With so much in a state of flux in Washington, D.C. these days when it comes to federal healthcare policy, policy and advocacy leaders across U.S. healthcare have been particularly anxious to get a sense of where the Center for Medicare and Medicaid Innovation (CMMI), also referred to as the CMS Innovation Center, might be headed. CMMI is a center for payment innovation within the federal Centers for Medicare and Medicaid Services (CMS). As described on its website, “The Innovation Center allows the Medicare and Medicaid programs to test models that improve care, lower costs, and better align payment systems to support patient-centered practices. The Innovation Center carefully evaluates innovative reform efforts widely used in the private sector, and is unique in its ability to develop provider-proposed approaches and quickly adjust models in response to feedback from clinicians and patients.”
Further, as the website description for CMMI notes, “The Innovation Center was established by section 1115A of the Social Security Act (as added by section 3021 of the Affordable Care Act). Congress created the Innovation Center for the purpose of testing “innovative payment and service delivery models to reduce program expenditures …while preserving or enhancing the quality of care” for those individuals who receive Medicare, Medicaid, or Children’s Health Insurance Program (CHIP) benefits. Congress provided the Secretary of Health and Human Services (HHS) with the authority to expand the scope and duration of a model being tested through rulemaking, including the option of testing on a nationwide basis.”
At the dawn of the Trump administration, there was considerable concern that CMMI might be shut down entirely; that concern was partly based on statements that Tom Price, M.D. had made when he was a Republican congressman, prior to his appointment as Secretary of Health and Human Services. With the failure of attempts to repeal and replace the ACA this year, and then with Price’s resignation as HHS Secretary, the landscape appears to have changed somewhat.
And while some in the healthcare industry might think that some of the developments around the ongoing dynamics around the CMMI might be perceived as “inside baseball,” some mainstream media are picking up on the significance of the “CMMI question.” For example, in a September 21 report in POLITICO’s “Morning eHealth” section online, Darius Tahir wrote, under the headline, “CMMI DRAMA HITS OPERATIC LEVEL,” “As we teased in Wednesday’s Morning eHealth, CMS’s request for information on CMMI has landed. That’s the controversial office chartered by the Affordable Care Act with sweeping powers to reshape Medicare. The broad brushes are vague, but intriguing, and have piqued the interest of all the players in this drama. Let’s start by reviewing the RFI,” he wrote, linking to the RFI document. “Outlined in broad strokes is the new direction CMS intends to set for the Innovation Center, but the document also emphasizes that CMS wants to hear from you. Of particular interest to eHealth: the center wants to facilitate more advanced payment models; to empower consumer choice (potentially by “facilitat[ing] and encourag[ing] price and quality transparency”); to explore value-based pay models for drugs; to pay for behavioral health in novel ways (potentially by focusing on integrating care); and program integrity (i.e. fighting fraud). The office specifically asks for technologists’ input in the area of consumer choice.”
In fact, Tahir wrote on Sep. 21, “The mere announcement touched off controversy,” noting the fact that
“Former CMS staffer Aisling McDonough argued on Twitter that CMS’s method of soliciting comments was a blow against government transparency. The agency directed readers to submit their thoughts via an informal survey (here), and advised respondents that the agency may or may not publicly post the comments.
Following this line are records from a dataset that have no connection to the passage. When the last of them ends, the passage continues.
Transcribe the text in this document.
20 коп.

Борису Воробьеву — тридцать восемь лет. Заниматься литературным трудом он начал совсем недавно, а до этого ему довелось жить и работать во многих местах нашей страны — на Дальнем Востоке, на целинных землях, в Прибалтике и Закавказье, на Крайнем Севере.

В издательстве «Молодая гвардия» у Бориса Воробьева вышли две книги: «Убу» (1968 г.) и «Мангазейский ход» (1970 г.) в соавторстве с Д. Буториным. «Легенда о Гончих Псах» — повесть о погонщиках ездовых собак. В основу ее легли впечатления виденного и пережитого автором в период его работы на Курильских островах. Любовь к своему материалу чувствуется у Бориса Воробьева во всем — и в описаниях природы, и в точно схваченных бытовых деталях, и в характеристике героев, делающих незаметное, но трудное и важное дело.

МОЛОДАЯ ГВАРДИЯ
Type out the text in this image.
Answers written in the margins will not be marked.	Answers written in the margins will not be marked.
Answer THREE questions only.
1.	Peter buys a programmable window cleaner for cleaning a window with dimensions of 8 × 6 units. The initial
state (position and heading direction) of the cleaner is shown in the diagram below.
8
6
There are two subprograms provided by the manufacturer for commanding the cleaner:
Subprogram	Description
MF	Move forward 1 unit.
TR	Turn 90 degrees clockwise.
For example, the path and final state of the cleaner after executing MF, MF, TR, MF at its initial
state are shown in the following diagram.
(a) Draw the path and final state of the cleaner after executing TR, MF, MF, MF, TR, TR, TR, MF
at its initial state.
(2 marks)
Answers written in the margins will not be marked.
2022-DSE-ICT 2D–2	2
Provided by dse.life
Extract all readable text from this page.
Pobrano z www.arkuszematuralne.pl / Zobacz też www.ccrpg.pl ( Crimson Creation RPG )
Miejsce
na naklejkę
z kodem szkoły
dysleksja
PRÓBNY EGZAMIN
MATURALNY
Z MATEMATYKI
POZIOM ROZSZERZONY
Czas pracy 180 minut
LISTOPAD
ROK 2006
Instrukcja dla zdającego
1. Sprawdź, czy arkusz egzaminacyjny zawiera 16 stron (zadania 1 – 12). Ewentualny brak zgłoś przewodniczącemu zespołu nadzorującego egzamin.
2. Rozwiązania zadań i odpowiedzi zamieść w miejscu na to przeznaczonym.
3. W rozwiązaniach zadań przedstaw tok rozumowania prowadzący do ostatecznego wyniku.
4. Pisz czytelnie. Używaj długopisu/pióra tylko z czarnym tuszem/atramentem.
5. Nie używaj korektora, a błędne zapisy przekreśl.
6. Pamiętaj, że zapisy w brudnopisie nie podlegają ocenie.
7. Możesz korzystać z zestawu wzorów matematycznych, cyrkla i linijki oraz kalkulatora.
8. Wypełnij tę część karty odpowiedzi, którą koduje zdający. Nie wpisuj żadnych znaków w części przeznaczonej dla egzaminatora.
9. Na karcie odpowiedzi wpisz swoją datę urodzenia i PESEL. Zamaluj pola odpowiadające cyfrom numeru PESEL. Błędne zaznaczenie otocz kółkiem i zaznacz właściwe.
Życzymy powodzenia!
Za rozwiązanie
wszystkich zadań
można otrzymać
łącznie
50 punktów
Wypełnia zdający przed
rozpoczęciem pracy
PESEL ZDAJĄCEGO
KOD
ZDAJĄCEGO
The information gleaned through this process may be used by the government, the text of the survey further advises. Typically,” Tahir explained, “when the government engages in these sorts of administrative processes, they post the comments online — which is a good way to track what different organizations publicly think about policy. Depending on CMS’s approach to the information it gathers, outside observers will lose a tool to track the government’s policy process.”
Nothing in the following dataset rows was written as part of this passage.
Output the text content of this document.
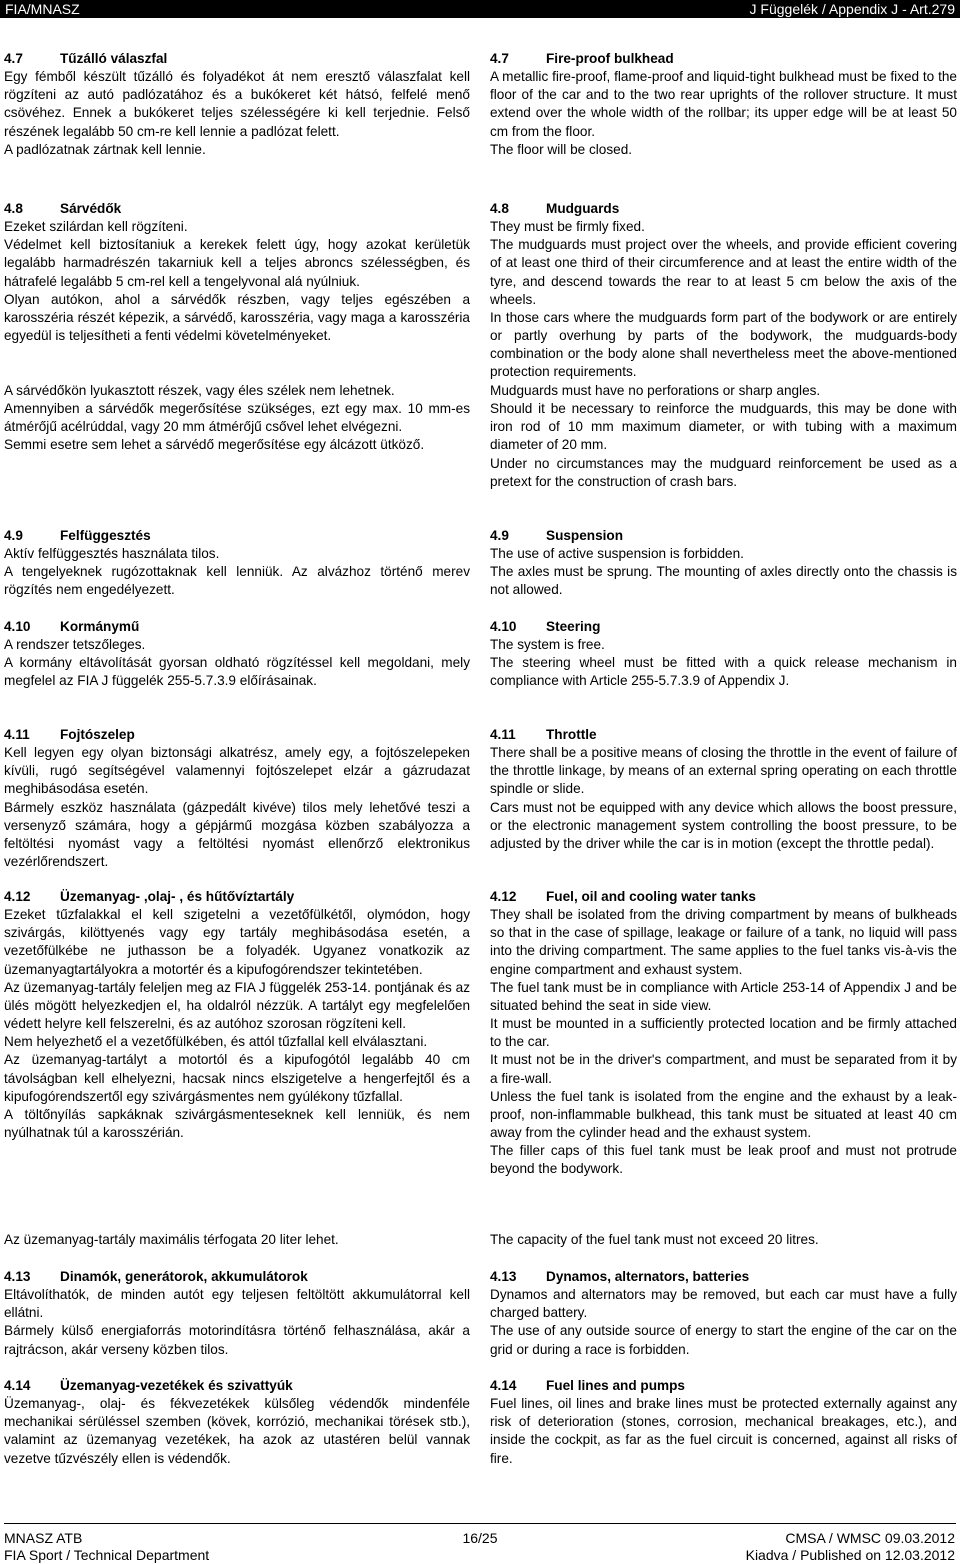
FIA/MNASZ	J Függelék / Appendix J - Art.279
4.7	Tűzálló válaszfal

Egy fémből készült tűzálló és folyadékot át nem eresztő válaszfalat kell rögzíteni az autó padlózatához és a bukókeret két hátsó, felfelé menő csövéhez. Ennek a bukókeret teljes szélességére ki kell terjednie. Felső részének legalább 50 cm-re kell lennie a padlózat felett.

A padlózatnak zártnak kell lennie.

4.8	Sárvédők

Ezeket szilárdan kell rögzíteni.

Védelmet kell biztosítaniuk a kerekek felett úgy, hogy azokat kerületük legalább harmadrészén takarniuk kell a teljes abroncs szélességben, és hátrafelé legalább 5 cm-rel kell a tengelyvonal alá nyúlniuk.

Olyan autókon, ahol a sárvédők részben, vagy teljes egészében a karosszéria részét képezik, a sárvédő, karosszéria, vagy maga a karosszéria egyedül is teljesítheti a fenti védelmi követelményeket.

A sárvédőkön lyukasztott részek, vagy éles szélek nem lehetnek.

Amennyiben a sárvédők megerősítése szükséges, ezt egy max. 10 mm-es átmérőjű acélrúddal, vagy 20 mm átmérőjű csővel lehet elvégezni.

Semmi esetre sem lehet a sárvédő megerősítése egy álcázott ütköző.

4.9	Felfüggesztés

Aktív felfüggesztés használata tilos.

A tengelyeknek rugózottaknak kell lenniük. Az alvázhoz történő merev rögzítés nem engedélyezett.

4.10 Kormánymű

A rendszer tetszőleges.

A kormány eltávolítását gyorsan oldható rögzítéssel kell megoldani, mely megfelel az FIA J függelék 255-5.7.3.9 előírásainak.

4.11 Fojtószelep

Kell legyen egy olyan biztonsági alkatrész, amely egy, a fojtószelepeken kívüli, rugó segítségével valamennyi fojtószelepet elzár a gázrudazat meghibásodása esetén.

Bármely eszköz használata (gázpedált kivéve) tilos mely lehetővé teszi a versenyző számára, hogy a gépjármű mozgása közben szabályozza a feltöltési nyomást vagy a feltöltési nyomást ellenőrző elektronikus vezérlőrendszert.

4.12 Üzemanyag- ,olaj- , és hűtővíztartály

Ezeket tűzfalakkal el kell szigetelni a vezetőfülkétől, olymódon, hogy szivárgás, kilöttyenés vagy egy tartály meghibásodása esetén, a vezetőfülkébe ne juthasson be a folyadék. Ugyanez vonatkozik az üzemanyagtartályokra a motortér és a kipufogórendszer tekintetében.

Az üzemanyag-tartály feleljen meg az FIA J függelék 253-14. pontjának és az ülés mögött helyezkedjen el, ha oldalról nézzük. A tartályt egy megfelelően védett helyre kell felszerelni, és az autóhoz szorosan rögzíteni kell.

Nem helyezhető el a vezetőfülkében, és attól tűzfallal kell elválasztani.

Az üzemanyag-tartályt a motortól és a kipufogótól legalább 40 cm távolságban kell elhelyezni, hacsak nincs elszigetelve a hengerfejtől és a kipufogórendszertől egy szivárgásmentes nem gyúlékony tűzfallal.

A töltőnyílás sapkáknak szivárgásmenteseknek kell lenniük, és nem nyúlhatnak túl a karosszérián.

Az üzemanyag-tartály maximális térfogata 20 liter lehet.

4.13 Dinamók, generátorok, akkumulátorok

Eltávolíthatók, de minden autót egy teljesen feltöltött akkumulátorral kell ellátni.

Bármely külső energiaforrás motorindításra történő felhasználása, akár a rajtrácson, akár verseny közben tilos.

4.14 Üzemanyag-vezetékek és szivattyúk

Üzemanyag-, olaj- és fékvezetékek külsőleg védendők mindenféle mechanikai sérüléssel szemben (kövek, korrózió, mechanikai törések stb.), valamint az üzemanyag vezetékek, ha azok az utastéren belül vannak vezetve tűzvészély ellen is védendők.

4.7	Fire-proof bulkhead

A metallic fire-proof, flame-proof and liquid-tight bulkhead must be fixed to the floor of the car and to the two rear uprights of the rollover structure. It must extend over the whole width of the rollbar; its upper edge will be at least 50 cm from the floor.

The floor will be closed.

4.8	Mudguards

They must be firmly fixed.

The mudguards must project over the wheels, and provide efficient covering of at least one third of their circumference and at least the entire width of the tyre, and descend towards the rear to at least 5 cm below the axis of the wheels.

In those cars where the mudguards form part of the bodywork or are entirely or partly overhung by parts of the bodywork, the mudguards-body combination or the body alone shall nevertheless meet the above-mentioned protection requirements.

Mudguards must have no perforations or sharp angles.

Should it be necessary to reinforce the mudguards, this may be done with iron rod of 10 mm maximum diameter, or with tubing with a maximum diameter of 20 mm.

Under no circumstances may the mudguard reinforcement be used as a pretext for the construction of crash bars.

4.9	Suspension

The use of active suspension is forbidden.

The axles must be sprung. The mounting of axles directly onto the chassis is not allowed.

4.10 Steering

The system is free.

The steering wheel must be fitted with a quick release mechanism in compliance with Article 255-5.7.3.9 of Appendix J.

4.11 Throttle

There shall be a positive means of closing the throttle in the event of failure of the throttle linkage, by means of an external spring operating on each throttle spindle or slide.

Cars must not be equipped with any device which allows the boost pressure, or the electronic management system controlling the boost pressure, to be adjusted by the driver while the car is in motion (except the throttle pedal).

4.12 Fuel, oil and cooling water tanks

They shall be isolated from the driving compartment by means of bulkheads so that in the case of spillage, leakage or failure of a tank, no liquid will pass into the driving compartment. The same applies to the fuel tanks vis-à-vis the engine compartment and exhaust system.

The fuel tank must be in compliance with Article 253-14 of Appendix J and be situated behind the seat in side view.

It must be mounted in a sufficiently protected location and be firmly attached to the car.

It must not be in the driver's compartment, and must be separated from it by a fire-wall.

Unless the fuel tank is isolated from the engine and the exhaust by a leak-proof, non-inflammable bulkhead, this tank must be situated at least 40 cm away from the cylinder head and the exhaust system.

The filler caps of this fuel tank must be leak proof and must not protrude beyond the bodywork.

The capacity of the fuel tank must not exceed 20 litres.

4.13 Dynamos, alternators, batteries

Dynamos and alternators may be removed, but each car must have a fully charged battery.

The use of any outside source of energy to start the engine of the car on the grid or during a race is forbidden.

4.14 Fuel lines and pumps

Fuel lines, oil lines and brake lines must be protected externally against any risk of deterioration (stones, corrosion, mechanical breakages, etc.), and inside the cockpit, as far as the fuel circuit is concerned, against all risks of fire.

MNASZ ATB
FIA Sport / Technical Department
16/25	CMSA / WMSC 09.03.2012
Kiadva / Published on 12.03.2012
Meanwhile, just two days earlier, on Sep. 19, CMS Administrator Seema Verma had published an op-ed in the Wall Street Journal, in which she stated that CMMI is interested in testing models in eight focus areas including increased participation in advanced alternative payment models, consumer-directed care and market-based innovation, physician specialty models, prescription drug models, Medicare Advantage innovation models, state-based and local innovation, including Medicaid focused models, mental and behavioral health models and program integrity. “Providers need the freedom to design and offer new approaches to delivering care,” Verma wrote. “Our goal is to increase flexibility by providing more waivers from current requirements.” Further, she said, CMS wants to see more competition between providers to compete for patients in a free market system. Transparency is needed for consumers to be more cost-conscious, she emphasized. “We will move away from the assumption that Washington can engineer a more efficient healthcare system from afar -- that we should specify the processes healthcare providers are required to follow,” Verma added.